Wieder wurde ich müde, mein Geist wurde müde. Er hatte mir viele Ausschnitte aus meinem Leben vor Augen geführt. Obwohl … Nein, es waren ja gar nicht meine Erlebnisse. Es waren stets Szenen, von denen ich durch die Erzählungen meiner Liebsten, meiner Frau, meinem Sohn, und zum Schluss von meiner Mutter erfahren hatte.
Und dann war da noch dieser Unfall. Eine Verkettung unglücklicher Geschehnisse. Szene für Szene führte mein Geist, nachdem er meinen toten Körper verlassen hatte, mir rückwärts vor Augen. Als wolle er mich ins Leben zurückholen. Als wolle er den Versuch unternehmen, den Ablauf durch eine Veränderung in den Aktionen zum Guten zu wenden. Als wolle er die Zeit zurückdrehen und erneut ablaufen lassen, anders laufen lassen.
Ja, wäre ich bloß ein klein wenig schneller gefahren, dann wären wir dem Zusammenstoß entgangen.
 

petrasmiles

Mitglied
Schon gruselig, aber irgendwie auch nachvollziehbar - so stellt man sich das vor und findet es hier dramaturgisch und sprachlich gut umgesetzt.

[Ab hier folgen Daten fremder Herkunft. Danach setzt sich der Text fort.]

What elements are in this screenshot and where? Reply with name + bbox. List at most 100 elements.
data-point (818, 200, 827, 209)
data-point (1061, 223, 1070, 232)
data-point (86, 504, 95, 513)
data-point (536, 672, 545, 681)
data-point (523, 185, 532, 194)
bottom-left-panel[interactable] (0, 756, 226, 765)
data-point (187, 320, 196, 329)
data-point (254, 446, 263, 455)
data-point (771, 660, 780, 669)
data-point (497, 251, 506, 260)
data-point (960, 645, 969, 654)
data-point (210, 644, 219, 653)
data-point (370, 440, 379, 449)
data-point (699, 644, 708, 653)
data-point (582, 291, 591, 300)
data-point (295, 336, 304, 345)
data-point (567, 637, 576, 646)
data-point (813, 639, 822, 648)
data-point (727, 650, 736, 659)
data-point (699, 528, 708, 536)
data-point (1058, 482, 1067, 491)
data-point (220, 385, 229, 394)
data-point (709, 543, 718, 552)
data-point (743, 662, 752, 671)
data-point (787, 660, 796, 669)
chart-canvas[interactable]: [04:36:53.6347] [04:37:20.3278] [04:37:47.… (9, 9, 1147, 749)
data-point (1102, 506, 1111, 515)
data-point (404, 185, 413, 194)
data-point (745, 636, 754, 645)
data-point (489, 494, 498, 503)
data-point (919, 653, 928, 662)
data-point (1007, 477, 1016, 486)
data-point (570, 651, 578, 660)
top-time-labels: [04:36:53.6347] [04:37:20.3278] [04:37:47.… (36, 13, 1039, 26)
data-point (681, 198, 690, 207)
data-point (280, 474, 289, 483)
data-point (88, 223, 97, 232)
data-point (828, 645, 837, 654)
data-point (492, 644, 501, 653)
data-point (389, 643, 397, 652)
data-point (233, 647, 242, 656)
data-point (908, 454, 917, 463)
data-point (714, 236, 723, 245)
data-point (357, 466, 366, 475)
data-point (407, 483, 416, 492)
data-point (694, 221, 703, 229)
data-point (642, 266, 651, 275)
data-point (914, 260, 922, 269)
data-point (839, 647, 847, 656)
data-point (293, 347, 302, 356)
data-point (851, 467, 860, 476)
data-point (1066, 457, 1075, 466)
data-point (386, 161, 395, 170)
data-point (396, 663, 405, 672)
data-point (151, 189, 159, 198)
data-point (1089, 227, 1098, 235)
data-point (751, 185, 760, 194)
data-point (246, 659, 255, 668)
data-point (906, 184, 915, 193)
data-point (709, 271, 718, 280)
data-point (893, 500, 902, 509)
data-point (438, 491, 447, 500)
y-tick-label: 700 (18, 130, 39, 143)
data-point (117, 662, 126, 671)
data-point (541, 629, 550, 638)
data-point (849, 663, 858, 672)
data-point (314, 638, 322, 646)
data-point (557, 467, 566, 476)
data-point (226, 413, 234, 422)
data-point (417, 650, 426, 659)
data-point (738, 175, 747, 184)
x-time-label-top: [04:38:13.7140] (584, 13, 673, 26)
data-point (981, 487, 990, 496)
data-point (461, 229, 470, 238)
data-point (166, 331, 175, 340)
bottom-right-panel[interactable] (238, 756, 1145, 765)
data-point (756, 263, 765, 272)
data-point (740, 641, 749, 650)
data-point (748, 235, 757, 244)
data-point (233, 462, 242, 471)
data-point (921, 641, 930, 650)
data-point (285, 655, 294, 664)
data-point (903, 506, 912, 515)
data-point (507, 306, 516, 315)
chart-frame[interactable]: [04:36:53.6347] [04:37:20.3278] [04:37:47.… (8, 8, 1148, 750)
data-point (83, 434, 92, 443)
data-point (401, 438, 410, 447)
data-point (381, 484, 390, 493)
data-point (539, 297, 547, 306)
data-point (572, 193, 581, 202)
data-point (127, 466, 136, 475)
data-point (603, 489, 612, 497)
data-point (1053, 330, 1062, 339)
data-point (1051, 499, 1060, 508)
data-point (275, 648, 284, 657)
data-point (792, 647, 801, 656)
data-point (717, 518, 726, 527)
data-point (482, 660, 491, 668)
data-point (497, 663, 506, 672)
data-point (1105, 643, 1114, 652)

Ja, wäre ich bloß ein klein wenig schneller gefahren, dann wären wir dem Zusammenstoß entgangen.
Das kann ich übrigens aus eigener Erfahrung bestätigen: Vor Jahren gab es eine sich abzeichnende Karambolage - und mein Mann hat Gas gegeben und so entgingen wir dem Crash. Nie im Leben hätte ich Gas gegeben, sondern gebremst. (Seither ist mein Mann in meinen Augen kurz vorm Über-Wasser-Gehen-Können.)

Gerne gelesen!

Liebe Grüße
Petra
 
Hallo Petra,

freut mich, dass Dir die Geschichte gefällt.

Das war im Grunde der Versuch, eine Geschichte rückwärts zu erzählen. Ich bin mir nicht sicher, ob ich immer die richtige Zeit gewählt habe.
Desweiteren hatte ich die Idee, die Geschichte aus der Sicht des Geistes weiterzuführen. Und zwar beobachtet er das Leben um ihn herum, wie es verlaufen wäre, wenn er nicht darin existiert hätte. Alternativ könnte die Geschichte auch sein Leben neu zeichnen und - mit dem Wissen des Geistes - in ganz anderen Bahnen verlaufen lassen. Aber das ist mir momentan zu komplex. Da fehlen mir die Ideen.

Liebe Grüße,
 

John Wein

Mitglied
Ein interessanter, origineller Versuch, das Leben aus dieser Totenreich Perspektive rückwirkend zu betrachten und zu beurteilen.
Übersichtlich gegliedert und sprachlich angenehm zu lesen. Auf orthographische Fehler achte ich grundsätzlich nicht.
Ich hab es angeregt und grrn gelesen!